The U.S. history standards promote both historical content and historical thinking skills to prepare students with a strong foundation in significant historical content and with the skills necessary to apply historical thinking to any historical context. These are the skills required not only for college and career success, but for effective democratic citizenship.

Examine Factors that Led to Continuity and Change in Human and Group Behavior

SS-US.9-12.13. Analyze how diverse ideologies impacted political and social institutions during eras such as Reconstruction, the Progressive Era, and the Civil Rights movement.

Recognize the Interaction Between Individuals and Various Groups

SS-US.9-12.14. Evaluate the impact of gender roles on economic, political, and social life in the U.S.

Apply Civic Virtues and Democratic Principles

SS-US.9-12.15. Assess the impact of individuals and reform movements on changes to civil rights and liberties. (21st century skills)

Evaluate the National Economy

SS-US.9-12.16. Examine labor and governmental efforts to reform and/or maintain a capitalistic economic system in the Great Depression.

Analyze Human Population Movement and Patterns

SS-US.9-12.17. Explain the patterns of and responses to immigration on the development of American culture and law.

SS-US.9-12.18. Analyze the effects of urbanization, segregation, and voluntary and forced migration within regions of the U.S. on social, political, and economic structures.

Analyze Global Interconnections

SS-US.9-12.19. Examine how imperialism changed the role of the United States on the world stage prior to World War I.

SS-US.9-12.20. Analyze the growth of and challenges to U.S. involvement in the world in the post-World War II era.

Analyze Change, Continuity, and Context

SS-US.9-12.21. Analyze change, continuity and context across eras and places of study from civil war to modern America.

SS-US.9-12.22. Evaluate the impact of inventions and technological innovations on the American society and culture.

Critique Historical Sources and Evidence

SS-US.9-12.23. Analyze the relationship between historical sources and the secondary interpretations made from them.

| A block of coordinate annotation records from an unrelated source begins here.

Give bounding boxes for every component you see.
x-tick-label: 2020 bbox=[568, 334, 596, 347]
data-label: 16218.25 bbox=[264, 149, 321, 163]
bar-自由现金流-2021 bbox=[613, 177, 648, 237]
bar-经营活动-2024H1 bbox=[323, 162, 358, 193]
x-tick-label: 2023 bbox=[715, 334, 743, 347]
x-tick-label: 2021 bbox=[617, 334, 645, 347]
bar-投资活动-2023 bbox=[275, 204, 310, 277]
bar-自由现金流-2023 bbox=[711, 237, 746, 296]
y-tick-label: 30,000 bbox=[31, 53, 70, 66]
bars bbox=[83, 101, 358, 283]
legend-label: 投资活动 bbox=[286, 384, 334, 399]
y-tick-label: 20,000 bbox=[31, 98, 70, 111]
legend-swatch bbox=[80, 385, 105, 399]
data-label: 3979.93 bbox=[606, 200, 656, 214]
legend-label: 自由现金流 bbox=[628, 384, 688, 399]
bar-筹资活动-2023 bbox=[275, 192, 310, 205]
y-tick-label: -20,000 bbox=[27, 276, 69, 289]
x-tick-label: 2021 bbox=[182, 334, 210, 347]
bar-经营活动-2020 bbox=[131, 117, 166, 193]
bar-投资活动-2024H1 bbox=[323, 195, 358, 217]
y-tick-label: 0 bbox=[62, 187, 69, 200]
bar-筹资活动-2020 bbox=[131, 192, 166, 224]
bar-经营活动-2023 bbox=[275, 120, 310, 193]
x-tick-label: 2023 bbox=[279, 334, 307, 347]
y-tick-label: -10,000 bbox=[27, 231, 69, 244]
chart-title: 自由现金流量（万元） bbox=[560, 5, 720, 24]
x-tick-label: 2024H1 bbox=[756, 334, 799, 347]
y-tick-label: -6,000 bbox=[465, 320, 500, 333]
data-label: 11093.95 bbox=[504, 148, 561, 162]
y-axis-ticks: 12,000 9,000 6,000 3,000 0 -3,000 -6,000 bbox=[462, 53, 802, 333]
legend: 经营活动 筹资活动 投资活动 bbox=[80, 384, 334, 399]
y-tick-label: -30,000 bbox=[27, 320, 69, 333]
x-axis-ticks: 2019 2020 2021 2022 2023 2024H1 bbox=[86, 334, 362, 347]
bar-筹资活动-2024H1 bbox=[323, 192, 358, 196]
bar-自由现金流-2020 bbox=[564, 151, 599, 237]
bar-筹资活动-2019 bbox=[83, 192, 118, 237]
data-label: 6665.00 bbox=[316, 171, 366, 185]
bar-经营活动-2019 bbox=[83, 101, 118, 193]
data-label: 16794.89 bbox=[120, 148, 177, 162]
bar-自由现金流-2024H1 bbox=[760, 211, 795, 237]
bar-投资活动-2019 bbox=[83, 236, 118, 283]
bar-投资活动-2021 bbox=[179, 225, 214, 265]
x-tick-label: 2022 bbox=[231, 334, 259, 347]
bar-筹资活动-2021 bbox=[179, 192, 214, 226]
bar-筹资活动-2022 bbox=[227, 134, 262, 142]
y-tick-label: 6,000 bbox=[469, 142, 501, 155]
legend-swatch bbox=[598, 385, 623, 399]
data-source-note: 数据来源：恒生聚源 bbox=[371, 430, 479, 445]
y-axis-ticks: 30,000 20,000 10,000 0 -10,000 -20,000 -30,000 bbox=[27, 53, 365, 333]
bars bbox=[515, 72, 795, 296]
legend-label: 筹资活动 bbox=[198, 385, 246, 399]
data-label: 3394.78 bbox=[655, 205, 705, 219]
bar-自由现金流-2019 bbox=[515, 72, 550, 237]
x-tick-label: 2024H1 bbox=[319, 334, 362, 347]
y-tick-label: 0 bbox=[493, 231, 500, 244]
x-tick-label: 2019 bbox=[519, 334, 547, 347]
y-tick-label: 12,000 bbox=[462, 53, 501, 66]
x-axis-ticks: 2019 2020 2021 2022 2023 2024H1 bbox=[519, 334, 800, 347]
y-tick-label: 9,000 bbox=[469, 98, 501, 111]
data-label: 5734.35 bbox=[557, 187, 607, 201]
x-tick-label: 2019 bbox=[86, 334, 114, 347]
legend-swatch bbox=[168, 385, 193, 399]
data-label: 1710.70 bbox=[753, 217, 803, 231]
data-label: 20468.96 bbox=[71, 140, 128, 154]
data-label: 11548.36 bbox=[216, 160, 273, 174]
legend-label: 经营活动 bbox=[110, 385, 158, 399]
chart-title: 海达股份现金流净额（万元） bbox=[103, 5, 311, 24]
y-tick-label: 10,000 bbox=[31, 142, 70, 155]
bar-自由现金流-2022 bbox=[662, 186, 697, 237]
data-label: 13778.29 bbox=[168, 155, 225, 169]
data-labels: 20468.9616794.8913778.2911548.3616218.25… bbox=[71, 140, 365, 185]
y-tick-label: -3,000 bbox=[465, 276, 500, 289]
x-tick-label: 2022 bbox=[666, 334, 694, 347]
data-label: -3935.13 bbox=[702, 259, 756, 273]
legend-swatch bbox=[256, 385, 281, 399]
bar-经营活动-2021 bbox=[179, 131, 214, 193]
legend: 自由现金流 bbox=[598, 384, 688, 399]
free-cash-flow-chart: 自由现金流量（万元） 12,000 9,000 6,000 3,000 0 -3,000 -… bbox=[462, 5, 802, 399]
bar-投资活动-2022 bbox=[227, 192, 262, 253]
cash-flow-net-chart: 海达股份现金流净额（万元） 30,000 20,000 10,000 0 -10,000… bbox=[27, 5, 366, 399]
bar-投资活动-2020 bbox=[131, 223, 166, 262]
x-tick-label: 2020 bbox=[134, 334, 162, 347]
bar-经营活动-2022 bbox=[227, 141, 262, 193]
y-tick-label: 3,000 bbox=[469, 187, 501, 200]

SS-US.9-12.24. Critique primary and secondary sources of information with attention to the source of the document, its context, accuracy, and usefulness such as the Reconstruction amendments, Emancipation Proclamation, Treaty of Fort Laramie, Chinese Exclusion Act, Roosevelt’s Corollary to the Monroe Doctrine, Wilson’s Fourteen Points, New Deal Program Acts, Roosevelt’s Declaration of War, Executive Order 9066, Truman Doctrine, Eisenhower’s Farewell Speech, Gulf of Tonkin Resolution, Test Ban Treaty of 1963, Brown vs. Board of Education decision, Letter from a Birmingham Jail, and the Voting Act of 1965.

Compare Perspectives

SS-US.9-12.25. Analyze how regional, racial, ethnic and gender perspectives influenced American history and culture.

Justify Causation and Argumentation

SS-US.9-12.26. Determine multiple and complex causes and effects of historical events in American history including, but not limited to, the Civil War, World War I and II, the Korean War and the Vietnam War.

Iowa History

SS-US.9-12.27. Evaluate Iowans or groups of Iowans who have influenced U.S. History.